National Association of Realtors (NAR): Rates will stay in the mid-6% range in the months ahead

NAR forecasts that mortgage rates will decline from the mid-6% range of 2025 to possibly 6% in 2026. “As we look at possible reductions in the Fed Funds rate, we could see a domino effect into the mortgage market, but it’s not a one-to-one and it won’t necessarily happen overnight,” said Jessica Lautz, deputy chief economist at the NAR, in a recent post.

Fannie Mae: Mortgage rates are forecasted to be 6.3% leading into 2026

“We forecast mortgage rates to end 2025 and 2026 at 6.3% and 5.9%, respectively, compared to 6.4% and 5.9% in our prior forecast,” per Fannie Mae’s October Economic and Housing Outlook.

Mortgage Bankers Association (MBA): Rates will average 6.4% in the fourth quarter and remain steady at the start of 2026

The MBA lowered its average quarterly mortgage rate projections, according to the MBA’s October Mortgage Finance Forecast. The trade association expects the 30-year fixed-rate mortgage to end the year at 6.4%, down from a previously forecasted rate of 6.5%. The MBA expects this 6.4% average rate to continue in the first quarter of 2026—no change from its previous forecast.

Refinancing: Act Now or Wait for Better Rates in 2026?

As far as waiting for better rates, most experts say it’s risky to try to time the market.

Whether this is the right time for you to refinance depends on several factors, including the mortgage rate you got when you last financed your home and how long you plan to stay in the home. Refinancing comes with closing costs, just like your original mortgage, so you want to make sure you’re in the home long enough to recoup those costs and start saving on the lower refinance rate.

The number of times the Fed cuts interest rates and by how much may have some influence on mortgage rates, so monitoring the news can help you monitor trends. Refinance rates tend to be higher than purchase rates, but the two typically move in tandem.

If you must refinance when refinance rates are high, you still have options to buy down the rate.

Should You Refinance If You Already Have a Good Rate?

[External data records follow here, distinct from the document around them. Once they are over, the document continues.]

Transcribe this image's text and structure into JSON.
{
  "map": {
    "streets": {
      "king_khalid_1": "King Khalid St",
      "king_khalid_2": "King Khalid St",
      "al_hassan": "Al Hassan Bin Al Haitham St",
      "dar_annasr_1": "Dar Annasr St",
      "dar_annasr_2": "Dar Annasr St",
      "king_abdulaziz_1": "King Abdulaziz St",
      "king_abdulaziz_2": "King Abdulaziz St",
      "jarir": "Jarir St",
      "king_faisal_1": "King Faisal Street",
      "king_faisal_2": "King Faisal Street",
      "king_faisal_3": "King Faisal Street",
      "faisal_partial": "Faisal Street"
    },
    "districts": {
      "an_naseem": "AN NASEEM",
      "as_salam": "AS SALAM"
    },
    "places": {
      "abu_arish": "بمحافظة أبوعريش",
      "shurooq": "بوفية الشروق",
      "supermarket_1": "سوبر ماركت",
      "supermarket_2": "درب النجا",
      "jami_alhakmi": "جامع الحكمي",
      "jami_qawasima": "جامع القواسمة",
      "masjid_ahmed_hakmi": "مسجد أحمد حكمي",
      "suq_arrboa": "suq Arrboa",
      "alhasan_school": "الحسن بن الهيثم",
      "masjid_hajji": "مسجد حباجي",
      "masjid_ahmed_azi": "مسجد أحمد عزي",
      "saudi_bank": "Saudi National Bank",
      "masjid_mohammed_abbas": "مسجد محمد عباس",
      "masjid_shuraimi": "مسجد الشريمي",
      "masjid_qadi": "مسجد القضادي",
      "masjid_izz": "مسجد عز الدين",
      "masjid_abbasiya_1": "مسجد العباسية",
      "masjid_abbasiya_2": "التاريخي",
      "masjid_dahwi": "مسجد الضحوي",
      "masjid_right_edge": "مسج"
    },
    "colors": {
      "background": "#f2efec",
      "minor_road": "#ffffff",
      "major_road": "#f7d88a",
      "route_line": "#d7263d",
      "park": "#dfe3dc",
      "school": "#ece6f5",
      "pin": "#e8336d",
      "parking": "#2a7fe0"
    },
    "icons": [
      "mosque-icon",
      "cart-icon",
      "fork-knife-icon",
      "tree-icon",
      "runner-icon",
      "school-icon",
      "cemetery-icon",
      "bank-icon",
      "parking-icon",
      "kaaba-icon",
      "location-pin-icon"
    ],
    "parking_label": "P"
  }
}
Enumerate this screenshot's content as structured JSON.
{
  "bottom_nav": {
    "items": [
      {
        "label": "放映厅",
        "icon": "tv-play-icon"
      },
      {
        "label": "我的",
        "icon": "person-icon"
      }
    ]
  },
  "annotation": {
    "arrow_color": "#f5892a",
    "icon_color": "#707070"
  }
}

Over 40% of U.S. mortgages were originated in 2020 and 2021, when interest rates were at record lows. There were also some 14 million mortgage refinances during the same time.

If you were lucky enough to secure a mortgage during that period, this may not be the ideal time to refinance, considering most experts predict mortgage rates will remain well above 6% in 2026.

Still, there are circumstances when you may want to consider refinancing, specifically when it comes to aligning your mortgage with your long-term financial goals.

Many people associate refinancing with lowering their interest rate, but that’s not always the full picture. For example, a borrower could choose to refinance to adjust their loan term, change from an adjustable-rate mortgage to a fixed-rate mortgage for stability, or to switch loan types to help lower mortgage insurance costs. A cash-out refinance could make sense even when you have a low mortgage rate if you need the cash flow or want to consolidate other debt.

Recent Refinance Trends

Refinance activity has continued to increase in recent weeks, as mortgage rates dropped in response to the rate cuts in 2025.

“This recent decline in rates spurred the second consecutive week of increased refinance activity, driven mainly by conventional refinance applications,” Joel Kan, MBA’s vice president and deputy chief economist, stated in the latest weekly survey.

Kan noted that applications mainly increased for fixed-rate loans, while applications for adjustable-rate mortgages (ARMs) fell. Government-backed loan applications had also dropped due to the government shutdown.